Salvador Dali, Uyanmadan Bir Saniye Önce Nar Etrafında Uçan Arının Sebep Olduğu Rüya, 1944
Sürrealizm akımının bir diğer önemli temsilcisi René Magritte, resim sanatının şiiri görünür kılmak olduğunu söyler. Bu yüzden Magritte’in eserlerinde metaforlar, görsel dili oluşturur. Magritte sıradan objeleri bir araya getirerek bir benzerlik ve yakınlık oluşturur. “Donakalmış Zaman” (1938) eserinde Magritte, şömineyi bir tünel metaforu olarak kullanır, bu tünelden ise bir tren geçmektedir. Tren ise şöminede yanan ateş gibi borusundan buhar üflemektedir. Tren resmin yapıldığı anda orada bulunmaktadır, birkaç saniye içinde tünelden/şömineden geçip gidecektir ve duman sönecektir. Görsel, zamanda donup kalmıştır. Magritte bu eserde iki farklı gerçek obje arasında sürrealist bir bağlantı kurar ve nesneleri birbirleri yerine geçen metaforlar olarak sunar.
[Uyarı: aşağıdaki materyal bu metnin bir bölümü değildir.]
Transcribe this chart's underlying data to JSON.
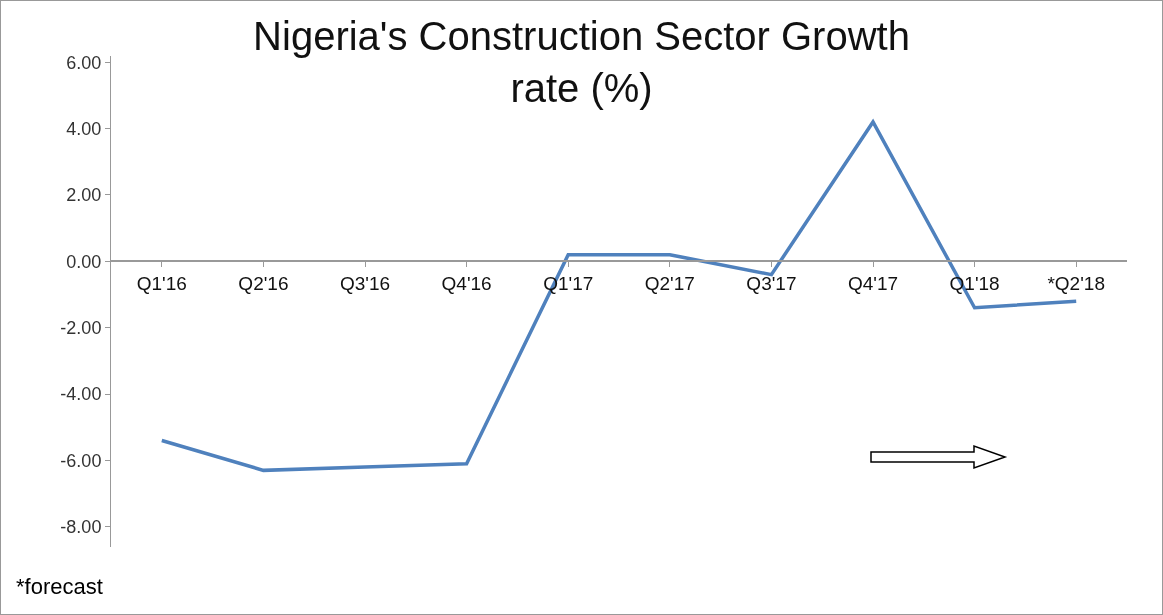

René Magritte, Donakalmış Zaman, 1938
Sürrealizm akımı, dönemin avangart ruhunu yansıtan bir başkaldırı olmuştur. Geleneğe, akla, mantığa ve diğer toplumsal normlara tepki olarak insan düşüncesinin mutlak özgürlüğünü savunmuştur. Bu özgürleşme bilinçdışının keşfi ile ifade edilmiştir, burada da Freud’un teorileri önemli rol oynamıştır. Sürrealist eserler izleyiciyi neyin gerçek neyin rüya olduğu sorgulamaya iter, bu sorgulama sırasında ise bilinçdışı süreçleri devreye girip insan düşüncesini özgürleştirir.
KAYNAKÇA
Clancy, Robert. 1949. Surrealism and Freedom. American Journal of Economics and Sociology, 8(3). 271-276.
Criel, Gaston. 1952. Surrealism. Books Abroad, 26(2). 133-136.
Dubnick, Randa. 1980. Visible Poetry: Metaphor and Metonymy in the Paintings of René Magritte. Contemporary Literature, 21(3). 407-419.
Jones, Ernest. Freud’s Theory of Dreams. The American Journal of Psychology. 21(2). 283-308.